Tahu-tahu Suami Siap Tempur di Pesawat Terbang, Mengungkap Kehidupan Istri Anggota Kopassus
Kadang, para prajurit Kopassus baru diberi tahu jenis dan lokasi misi tempurnya, saat berada di pesawat terbang atau kapal laut.
TRIBUNJAMBI.COM - Pernah Anda bayangkan bagaimana kehidupan istri anggota Kopassus ( Komando Pasukan Khusus)? Ternyata perlu kekuatan khusus juga mendampingi sang suami.
Menjadi istri anggota pasukan khusus TNI AD membutuhkan mental kuat.
Mengapa istri Kopassus perlu mental kuat? Karena latihan dan operasi-operasi tempur yang dilakukan pasukan memang penuh rahasia.
Sebagai gambaran, seorang wanita yang bersuamikan seorang prajurit Kopassus sudah sangat biasa ditinggal pergi suaminya, tanpa mendapat informasi jenis dan juga lokasi suaminya bertugas.
Kadang, para prajurit Kopassus sendiri baru diberi tahu jenis dan lokasi misi tempurnya, saat berada di pesawat terbang atau kapal laut yang mengangkutnya.
Serba dirahasiakan
Tapi di balik itu, Kopassus masih memiliki pasukan antiteror yang dikenal sebagai Satuan Penanggulan Teror (Gultor) 81, yang baik misi tempur maupun misinya, bahkan para personelnya, juga sangat dirahasiakan.
Hanya saja untuk ukuran Indonesia, Sat-81, meski sangat rahasia dan berada di bawah Kopassus TNI AD telah menjadi kiblat pasukan khusus lokal.
Mulai soal latihan, kemampuan, perlengkapan hingga persejataan, dan teknik operasi-operasi senyapnya.
Baca: Sebelum Kopassus Datang, Penderitaan Ini yang Dirasakan Penumpang Pesawat Garuda Woyla Saat Dibajak
Baca: Syarat Mendaftar Menjadi Kopassus, Pasukan yang Disegani Dunia, Latihannya Melampaui Batas
Baca: Keberadaannya Misterius dan Bikin Gentar Navy Seal AS, Inilah Denjaka Pasukan Khusus TNI AL
Dari sejarahnya, keputusan mendirikan Gultor tidak terlepas dari peristiwa pembajakan pesawat Garuda DC-9 GA 206 Woyla di Bandara Don Muang, Bangkok, 31 Maret 1981.
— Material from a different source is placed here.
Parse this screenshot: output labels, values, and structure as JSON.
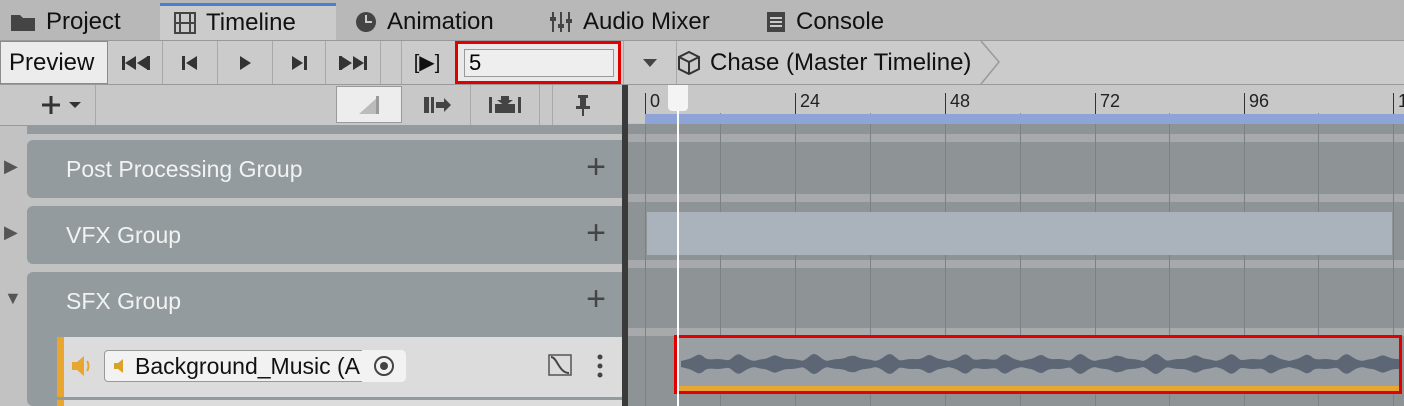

Soal pembebasan Woyla ini, sejumlah literatur menyebutkan bahwa kesuksesan operasi melibatkan four-man squad Delta Force, AS.
Namun seberapa jauh peran Delta atau apakah memang ada pembagian tugas antara Delta dan tim Kopassus, masih perlu penjelasan dari otoritas terkait.
Dalam buku Benny Moerdani: Profil Prajurit Negarawan (1993), disebutkan bahwa Benny memang mengajukan pinjaman flak jacket kepada CIA.
Hanya saja urung dipakainya karena para personel Kopassus ternyata sudah ada di pesawat. Di buku yang sama dijelaskan bahwa semua bentuk pinjaman ditolak oleh Benny.
L.B. Moerdani saat itu menjadi sutradara operasi. Sedangkan komandan lapangan diserahkan kepada Letkol Inf Sintong Panjaitan.